Travel Blog

10 Dec

Festival of Lights now open at VanDusen Botanical Garden

Remy gave us the lowdown on the top 5 holiday light displays in Vancouver including the much-anticipated annual Festival of Lights, open December 9 to January 2, at VanDusen Botanical Garden. For Vancouverites, peeping VanDusen’s Festival of Lights is a Christmas tradition as essential as cookie baking and carol singing. The verdant Vancouver hideaway is transformed into festive, twinkly eye candy with 1.4 million bulbs, most of them now energy-saving LED.

The Festival of Lights also features daily shows including Dancing Lights on Livingstone Lake, Santa at Santa’s Living Room and choir concerts. Get the details after the jump.

Sparkle overview

When you wander the glowing garden you’ll see that the gajillion lights (1.4 million to be exact) adorning the foliage have been intricately arranged and choreographed by a devoted team of gardeners/designers. As a result, the Festival of Lights includes jaw-droppers like the Dancing Lights shows–carefully orchestrated flickering that rivals fireworks–and creatively lit walkways including an enlarged Gingerbread Wood (3x the size of last year) and Candy Cane Lane.

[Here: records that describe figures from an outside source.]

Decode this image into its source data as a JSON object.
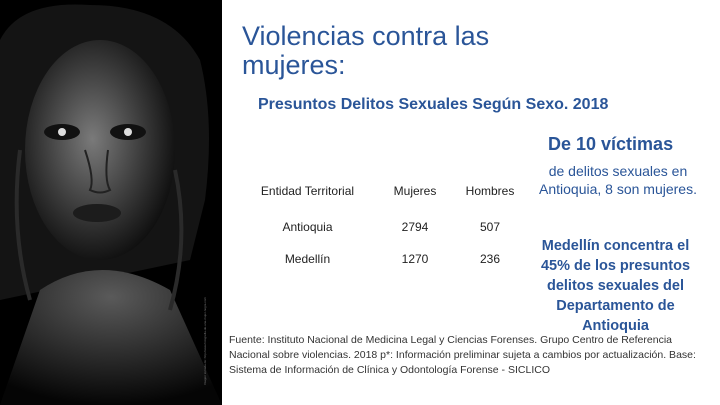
{
  "slide": {
    "title": "Violencias contra las mujeres:",
    "subtitle": "Presuntos Delitos Sexuales Según Sexo. 2018",
    "photo_credit": "Imagen tomada de: http://www.fotografia-de-una-mujer-negra.com",
    "table": {
      "headers": [
        "Entidad Territorial",
        "Mujeres",
        "Hombres"
      ],
      "rows": [
        [
          "Antioquia",
          "2794",
          "507"
        ],
        [
          "Medellín",
          "1270",
          "236"
        ]
      ]
    },
    "highlight": "De 10 víctimas",
    "highlight_note": "de delitos sexuales en Antioquia, 8 son mujeres.",
    "callout": "Medellín concentra el 45% de los presuntos delitos sexuales del Departamento de Antioquia",
    "source": "Fuente: Instituto Nacional de Medicina Legal y Ciencias Forenses. Grupo Centro de Referencia Nacional sobre violencias. 2018 p*: Información preliminar sujeta a cambios por actualización. Base: Sistema de Información de Clínica y Odontología Forense - SICLICO"
  },
  "colors": {
    "accent": "#2a5598",
    "photo_bg": "#000000"
  }
}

Dancing Lights on Livingstone Lake: starting at 4:30 p.m. daily

There are two Dancing Light shows—one show on the half hour and a different one at the top of the hour, repeating in sequence throughout the evening. The one at the half  hour (4:30, 5:30, etc.) is set to traditional arrangements of seasonal carols. The show at the top of the hour (5, 6, etc.) is set to Glee and will knock your socks off. The last Dancing Lights performance is at 9 p.m. every night.

Santa’s Living Room: Dec. 9 – 24, with Santa appearances 5:30, 6:30, 7:30, 8:30 p.m.

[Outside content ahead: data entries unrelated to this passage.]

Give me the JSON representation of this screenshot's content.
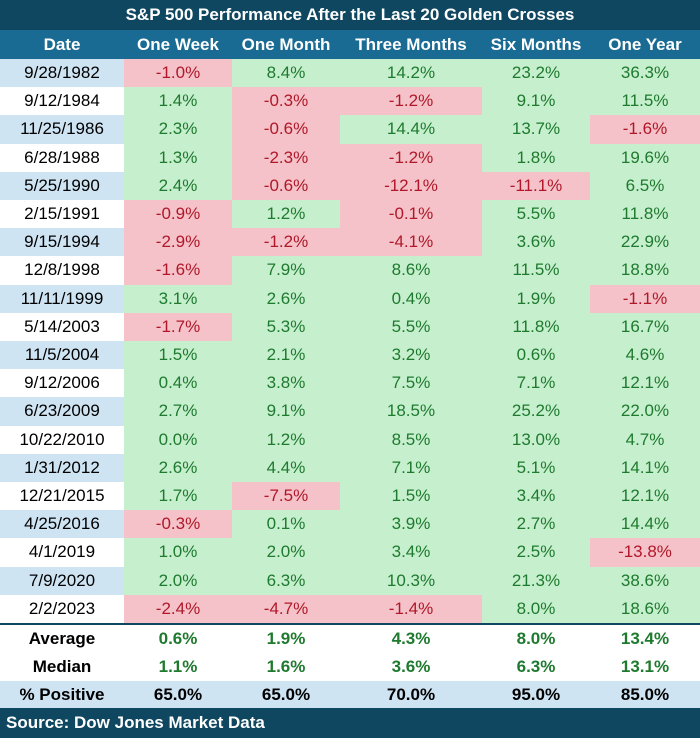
{
  "title": "S&P 500 Performance After the Last 20 Golden Crosses",
  "headers": [
    "Date",
    "One Week",
    "One Month",
    "Three Months",
    "Six Months",
    "One Year"
  ],
  "rows": [
    {
      "date": "9/28/1982",
      "values": [
        "-1.0%",
        "8.4%",
        "14.2%",
        "23.2%",
        "36.3%"
      ]
    },
    {
      "date": "9/12/1984",
      "values": [
        "1.4%",
        "-0.3%",
        "-1.2%",
        "9.1%",
        "11.5%"
      ]
    },
    {
      "date": "11/25/1986",
      "values": [
        "2.3%",
        "-0.6%",
        "14.4%",
        "13.7%",
        "-1.6%"
      ]
    },
    {
      "date": "6/28/1988",
      "values": [
        "1.3%",
        "-2.3%",
        "-1.2%",
        "1.8%",
        "19.6%"
      ]
    },
    {
      "date": "5/25/1990",
      "values": [
        "2.4%",
        "-0.6%",
        "-12.1%",
        "-11.1%",
        "6.5%"
      ]
    },
    {
      "date": "2/15/1991",
      "values": [
        "-0.9%",
        "1.2%",
        "-0.1%",
        "5.5%",
        "11.8%"
      ]
    },
    {
      "date": "9/15/1994",
      "values": [
        "-2.9%",
        "-1.2%",
        "-4.1%",
        "3.6%",
        "22.9%"
      ]
    },
    {
      "date": "12/8/1998",
      "values": [
        "-1.6%",
        "7.9%",
        "8.6%",
        "11.5%",
        "18.8%"
      ]
    },
    {
      "date": "11/11/1999",
      "values": [
        "3.1%",
        "2.6%",
        "0.4%",
        "1.9%",
        "-1.1%"
      ]
    },
    {
      "date": "5/14/2003",
      "values": [
        "-1.7%",
        "5.3%",
        "5.5%",
        "11.8%",
        "16.7%"
      ]
    },
    {
      "date": "11/5/2004",
      "values": [
        "1.5%",
        "2.1%",
        "3.2%",
        "0.6%",
        "4.6%"
      ]
    },
    {
      "date": "9/12/2006",
      "values": [
        "0.4%",
        "3.8%",
        "7.5%",
        "7.1%",
        "12.1%"
      ]
    },
    {
      "date": "6/23/2009",
      "values": [
        "2.7%",
        "9.1%",
        "18.5%",
        "25.2%",
        "22.0%"
      ]
    },
    {
      "date": "10/22/2010",
      "values": [
        "0.0%",
        "1.2%",
        "8.5%",
        "13.0%",
        "4.7%"
      ]
    },
    {
      "date": "1/31/2012",
      "values": [
        "2.6%",
        "4.4%",
        "7.1%",
        "5.1%",
        "14.1%"
      ]
    },
    {
      "date": "12/21/2015",
      "values": [
        "1.7%",
        "-7.5%",
        "1.5%",
        "3.4%",
        "12.1%"
      ]
    },
    {
      "date": "4/25/2016",
      "values": [
        "-0.3%",
        "0.1%",
        "3.9%",
        "2.7%",
        "14.4%"
      ]
    },
    {
      "date": "4/1/2019",
      "values": [
        "1.0%",
        "2.0%",
        "3.4%",
        "2.5%",
        "-13.8%"
      ]
    },
    {
      "date": "7/9/2020",
      "values": [
        "2.0%",
        "6.3%",
        "10.3%",
        "21.3%",
        "38.6%"
      ]
    },
    {
      "date": "2/2/2023",
      "values": [
        "-2.4%",
        "-4.7%",
        "-1.4%",
        "8.0%",
        "18.6%"
      ]
    }
  ],
  "summary": [
    {
      "label": "Average",
      "values": [
        "0.6%",
        "1.9%",
        "4.3%",
        "8.0%",
        "13.4%"
      ]
    },
    {
      "label": "Median",
      "values": [
        "1.1%",
        "1.6%",
        "3.6%",
        "6.3%",
        "13.1%"
      ]
    },
    {
      "label": "% Positive",
      "values": [
        "65.0%",
        "65.0%",
        "70.0%",
        "95.0%",
        "85.0%"
      ]
    }
  ],
  "source": "Source: Dow Jones Market Data",
  "colors": {
    "title_bg": "#0f4761",
    "header_bg": "#1a6b93",
    "positive_bg": "#c6efce",
    "positive_text": "#1e7a2e",
    "negative_bg": "#f4c2c8",
    "negative_text": "#b0182a",
    "date_alt_bg": "#cfe4f3"
  },
  "chart_data": {
    "type": "table",
    "title": "S&P 500 Performance After the Last 20 Golden Crosses",
    "columns": [
      "Date",
      "One Week",
      "One Month",
      "Three Months",
      "Six Months",
      "One Year"
    ],
    "units": "% return",
    "dates": [
      "9/28/1982",
      "9/12/1984",
      "11/25/1986",
      "6/28/1988",
      "5/25/1990",
      "2/15/1991",
      "9/15/1994",
      "12/8/1998",
      "11/11/1999",
      "5/14/2003",
      "11/5/2004",
      "9/12/2006",
      "6/23/2009",
      "10/22/2010",
      "1/31/2012",
      "12/21/2015",
      "4/25/2016",
      "4/1/2019",
      "7/9/2020",
      "2/2/2023"
    ],
    "series": [
      {
        "name": "One Week",
        "values": [
          -1.0,
          1.4,
          2.3,
          1.3,
          2.4,
          -0.9,
          -2.9,
          -1.6,
          3.1,
          -1.7,
          1.5,
          0.4,
          2.7,
          0.0,
          2.6,
          1.7,
          -0.3,
          1.0,
          2.0,
          -2.4
        ],
        "average": 0.6,
        "median": 1.1,
        "pct_positive": 65.0
      },
      {
        "name": "One Month",
        "values": [
          8.4,
          -0.3,
          -0.6,
          -2.3,
          -0.6,
          1.2,
          -1.2,
          7.9,
          2.6,
          5.3,
          2.1,
          3.8,
          9.1,
          1.2,
          4.4,
          -7.5,
          0.1,
          2.0,
          6.3,
          -4.7
        ],
        "average": 1.9,
        "median": 1.6,
        "pct_positive": 65.0
      },
      {
        "name": "Three Months",
        "values": [
          14.2,
          -1.2,
          14.4,
          -1.2,
          -12.1,
          -0.1,
          -4.1,
          8.6,
          0.4,
          5.5,
          3.2,
          7.5,
          18.5,
          8.5,
          7.1,
          1.5,
          3.9,
          3.4,
          10.3,
          -1.4
        ],
        "average": 4.3,
        "median": 3.6,
        "pct_positive": 70.0
      },
      {
        "name": "Six Months",
        "values": [
          23.2,
          9.1,
          13.7,
          1.8,
          -11.1,
          5.5,
          3.6,
          11.5,
          1.9,
          11.8,
          0.6,
          7.1,
          25.2,
          13.0,
          5.1,
          3.4,
          2.7,
          2.5,
          21.3,
          8.0
        ],
        "average": 8.0,
        "median": 6.3,
        "pct_positive": 95.0
      },
      {
        "name": "One Year",
        "values": [
          36.3,
          11.5,
          -1.6,
          19.6,
          6.5,
          11.8,
          22.9,
          18.8,
          -1.1,
          16.7,
          4.6,
          12.1,
          22.0,
          4.7,
          14.1,
          12.1,
          14.4,
          -13.8,
          38.6,
          18.6
        ],
        "average": 13.4,
        "median": 13.1,
        "pct_positive": 85.0
      }
    ],
    "source": "Dow Jones Market Data"
  }
}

Santa’s a busy guy, but he’s made time to appear four times daily at the Festival of Lights. After you bend his ear with your wish list, head next door to Mrs Claus’ Kitchen and warm up with a mug of hot chocolate paired with a treats like kettle corn or her fresh-baked apple-walnut-cranberry turnovers.

Svend and Jens

Svend and Jens, Scandinavian Christmas elves (also called julenissen) will appear nightly in the Centre Court. In Scandinavian tradition, these guys aren’t magnanimous grandpa figures like St. Nick. They’re naughty gnomes with a red peaked cap that demand a bowl of sweet porridge on Christmas Eve. In return, you get good luck for the year.

Community choir concerts on the Deck

Stroll and enjoy tunes from live choral talent every night. The nightly schedule is available here.

Festival of Lights for foodies

In addition to the option of a posh sit-down dinner at Shaughnessy Restaurant (reservations recommended) there’s plenty of casual, seasonal fare scattered around. Dr. Waffle is serving up fresh-made sweet and savoury waffles, home-made chicken soup and real apple cider. Mrs Claus’ Kitchen next to Santa’s Living Room is open, as I mentioned above. Dr. Waffle’s Gingerbread Hut has giant, peppery-sweet German gingerbread cookies and spiced nuts. Save room for Mr. Ken’s Donuts, a perennial fave in the Perennial Garden. There’s also Whistler Wood-Fired  Pizza Company pizzas by the slice and whole, baked on site.

Schedule tickets

The VanDusen Festival of Lights, a Vancouver Christmas tradition, runs 4:30 to 9 p.m. every night, December 9, 2011 through January 2, 2012, except December 25th when the Garden is closed. You can buy tickets in advance at TicketsTonight, the Garden Shop at the park, or just get your tickets at the gate. Adults (19-65) are $13.50; 
seniors (65+) and youth (13-18) are $10; children (3-12) are $7.50
; children under age 3 are free
; families (2 adults + 2 children age 18 and under) are $31.